Up to 90% of infants infected with hepatitis B at birth develop chronic liver infections. Of those, about 25% of infected children will eventually die from cirrhosis or liver cancer if hepatitis is left untreated.
County-level vaccination rates vary
OHA is tracking state levels of both vaccination and screening through a new dashboard that goes back to 2020. In 2024, 82% of infants born statewide received the hepatitis B vaccine birth dose, down from 86% in 2022, with county-level rates ranging from 60% to 90%. In 2024 the rate of hepatitis B screening among women giving birth was 94%, down from 96% two years earlier.

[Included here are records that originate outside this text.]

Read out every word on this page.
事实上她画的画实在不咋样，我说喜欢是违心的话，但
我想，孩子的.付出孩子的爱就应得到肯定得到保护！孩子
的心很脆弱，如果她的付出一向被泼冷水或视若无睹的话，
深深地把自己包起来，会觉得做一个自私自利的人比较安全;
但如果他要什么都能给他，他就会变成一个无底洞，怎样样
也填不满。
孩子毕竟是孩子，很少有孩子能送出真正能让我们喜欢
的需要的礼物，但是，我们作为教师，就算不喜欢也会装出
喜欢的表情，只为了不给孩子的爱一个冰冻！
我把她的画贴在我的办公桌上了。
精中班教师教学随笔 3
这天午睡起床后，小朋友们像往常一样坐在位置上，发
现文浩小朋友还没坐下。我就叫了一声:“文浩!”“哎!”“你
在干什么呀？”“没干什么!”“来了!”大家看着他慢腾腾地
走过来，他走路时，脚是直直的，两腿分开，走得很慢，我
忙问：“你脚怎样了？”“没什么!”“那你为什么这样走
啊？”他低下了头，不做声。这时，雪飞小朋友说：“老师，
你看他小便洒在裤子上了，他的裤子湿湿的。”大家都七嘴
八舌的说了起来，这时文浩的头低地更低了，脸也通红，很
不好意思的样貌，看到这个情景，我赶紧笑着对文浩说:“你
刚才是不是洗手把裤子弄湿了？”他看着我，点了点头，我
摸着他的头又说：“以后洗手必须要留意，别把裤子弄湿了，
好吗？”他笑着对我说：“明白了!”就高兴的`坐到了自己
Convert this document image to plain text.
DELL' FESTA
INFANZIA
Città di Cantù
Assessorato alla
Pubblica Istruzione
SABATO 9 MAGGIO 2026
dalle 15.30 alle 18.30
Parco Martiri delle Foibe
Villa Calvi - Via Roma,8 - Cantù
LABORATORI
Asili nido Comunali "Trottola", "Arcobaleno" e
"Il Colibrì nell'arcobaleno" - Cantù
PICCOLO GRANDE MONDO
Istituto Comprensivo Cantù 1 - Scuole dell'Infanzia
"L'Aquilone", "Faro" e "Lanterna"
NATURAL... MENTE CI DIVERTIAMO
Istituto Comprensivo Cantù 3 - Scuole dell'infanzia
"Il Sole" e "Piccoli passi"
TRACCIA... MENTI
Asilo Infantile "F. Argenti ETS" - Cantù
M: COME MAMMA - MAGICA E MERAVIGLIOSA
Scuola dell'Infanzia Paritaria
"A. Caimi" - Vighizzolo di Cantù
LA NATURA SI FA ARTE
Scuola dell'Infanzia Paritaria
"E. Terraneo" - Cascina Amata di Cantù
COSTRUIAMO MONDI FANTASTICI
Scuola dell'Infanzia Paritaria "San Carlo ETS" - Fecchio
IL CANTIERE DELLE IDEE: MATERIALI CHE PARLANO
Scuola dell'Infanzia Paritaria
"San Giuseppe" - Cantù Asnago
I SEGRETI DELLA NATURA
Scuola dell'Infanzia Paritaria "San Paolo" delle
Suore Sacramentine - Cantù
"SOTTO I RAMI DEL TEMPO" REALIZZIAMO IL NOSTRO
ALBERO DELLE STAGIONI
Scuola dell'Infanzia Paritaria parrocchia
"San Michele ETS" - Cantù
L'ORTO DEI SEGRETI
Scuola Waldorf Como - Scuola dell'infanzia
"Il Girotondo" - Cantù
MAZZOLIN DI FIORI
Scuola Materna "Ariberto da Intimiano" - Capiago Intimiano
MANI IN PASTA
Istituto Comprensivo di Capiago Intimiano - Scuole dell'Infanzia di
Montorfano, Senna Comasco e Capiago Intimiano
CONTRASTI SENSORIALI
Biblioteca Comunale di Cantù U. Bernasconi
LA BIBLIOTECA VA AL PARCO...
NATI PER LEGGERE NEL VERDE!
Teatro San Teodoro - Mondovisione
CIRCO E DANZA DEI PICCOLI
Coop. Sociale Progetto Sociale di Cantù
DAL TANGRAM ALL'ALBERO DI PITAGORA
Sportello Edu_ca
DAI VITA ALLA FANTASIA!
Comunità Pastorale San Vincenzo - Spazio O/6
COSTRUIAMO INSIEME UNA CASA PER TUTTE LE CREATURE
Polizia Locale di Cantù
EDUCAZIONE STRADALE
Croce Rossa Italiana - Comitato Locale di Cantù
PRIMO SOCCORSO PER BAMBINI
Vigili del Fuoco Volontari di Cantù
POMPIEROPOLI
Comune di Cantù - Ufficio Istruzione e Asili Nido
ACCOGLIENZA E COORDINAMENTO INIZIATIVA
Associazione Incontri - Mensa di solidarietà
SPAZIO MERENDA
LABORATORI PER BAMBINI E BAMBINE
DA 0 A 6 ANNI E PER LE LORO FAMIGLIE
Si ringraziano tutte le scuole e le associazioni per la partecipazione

In December of last year, the Centers for Disease Control and Prevention (CDC) stopped recommending routine newborn hepatitis B vaccination, a move criticized widely and ignored by guidelines from the American Academy of Pediatrics.
The CDC now recommends the vaccine at birth only to babies born to mothers with hepatitis B and for babies two months or older after consultation with a health care provider.